Where does the Indian currency stand when compared with Foreign currency?
Rupee depreciation has been the hot subject in current economic scenario. We are experiencing a tough time with rupee depreciation every day. Current economic context created anxious moments to various industrial sectors in India. Rupee depreciation, no doubt it will affect upper and lower sectors of the economy.
 
Indian rupee has experienced considerable depreciation of value in recent times and that has affected even the bottom lines of Indian economic scenario. Currency depreciation, as the name suggests refers to fall in value of one currency with respect to another. That is one US dollar can buy 45 INR today, and can buy 60 INR tomorrow. A currency is considered devalued when it loses value relative to other currencies in the foreign exchange market. A currency's devaluation is the result of a nation's monetary policy when the central bank makes conscious efforts to make its currency less valuable.

Since all the international transactions are done in terms of  US Dollar, here is an example to put up an example comparing the Indian Rupee and US dollar to get a clear picture. 

Imagine US's currency is set at a fixed exchange rate of 2:1 to the INR and, due to a weak economy, US cannot afford to pay the interest rate on its debt outstanding, US may devalue their currency. This means the central bank of US will declare their fixed exchange rate to be 10:1 to the INR. It's a very tricky maneuver with grave economic consequences.

Whenever the above situation arises no matter which currency is at play against INR, the Indian Rupee will prosper in its value.
 
The possible effects are:

1. Imports cheaper: A devaluation of the exchange rate by the Federal Reserve will make US' goods appear cheaper to the Indians. This will increase the demand for imports of US goods.

2. Exports more expensive: A devaluation against the INR means the price of Indian goods is higher and hence, a reduction of their demand in the international market. Exports will decrease.

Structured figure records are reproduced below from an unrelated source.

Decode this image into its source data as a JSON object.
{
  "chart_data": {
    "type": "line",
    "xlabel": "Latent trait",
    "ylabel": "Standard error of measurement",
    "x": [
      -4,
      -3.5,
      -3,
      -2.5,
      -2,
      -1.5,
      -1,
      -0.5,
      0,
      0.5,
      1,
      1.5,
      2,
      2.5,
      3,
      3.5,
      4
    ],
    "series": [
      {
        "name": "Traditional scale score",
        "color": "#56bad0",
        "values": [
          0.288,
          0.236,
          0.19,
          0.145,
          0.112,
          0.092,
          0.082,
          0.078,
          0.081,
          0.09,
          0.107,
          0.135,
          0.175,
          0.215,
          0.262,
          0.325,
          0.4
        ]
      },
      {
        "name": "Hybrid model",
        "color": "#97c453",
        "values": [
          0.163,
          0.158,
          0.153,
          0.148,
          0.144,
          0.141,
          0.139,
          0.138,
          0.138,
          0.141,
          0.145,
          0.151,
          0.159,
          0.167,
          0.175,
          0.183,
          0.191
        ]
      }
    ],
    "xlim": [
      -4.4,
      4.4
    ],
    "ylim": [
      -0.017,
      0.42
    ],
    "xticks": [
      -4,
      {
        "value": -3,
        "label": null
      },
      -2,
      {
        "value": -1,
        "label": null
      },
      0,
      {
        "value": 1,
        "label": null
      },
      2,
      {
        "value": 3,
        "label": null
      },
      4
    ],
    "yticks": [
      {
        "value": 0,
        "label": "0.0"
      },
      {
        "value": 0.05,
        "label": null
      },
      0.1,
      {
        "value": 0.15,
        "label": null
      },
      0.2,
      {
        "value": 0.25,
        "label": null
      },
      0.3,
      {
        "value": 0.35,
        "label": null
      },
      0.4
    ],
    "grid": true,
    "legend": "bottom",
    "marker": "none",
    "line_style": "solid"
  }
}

3. Low Real GDP growth:A devaluation of a foreign currency against the Indian currency could dampen the real GDP growth in India. This is because the net exports( Exports-Imports) will fall down because of low demand which will lead to reduced manufacturing activities in India and hence low income generation.

4. Increased Current account deficit: Worsening of the trade deficit because of higher exports and falling imports leading to trade competitiveness.
 
Link between the domestic Market and the International Reserves:
The money supply within the country and the supply of credit to firms are tied directly to international reserves. So if the country gets capital inflows, the supply of money and credit increases, leading to a substantial increase in domestic prices.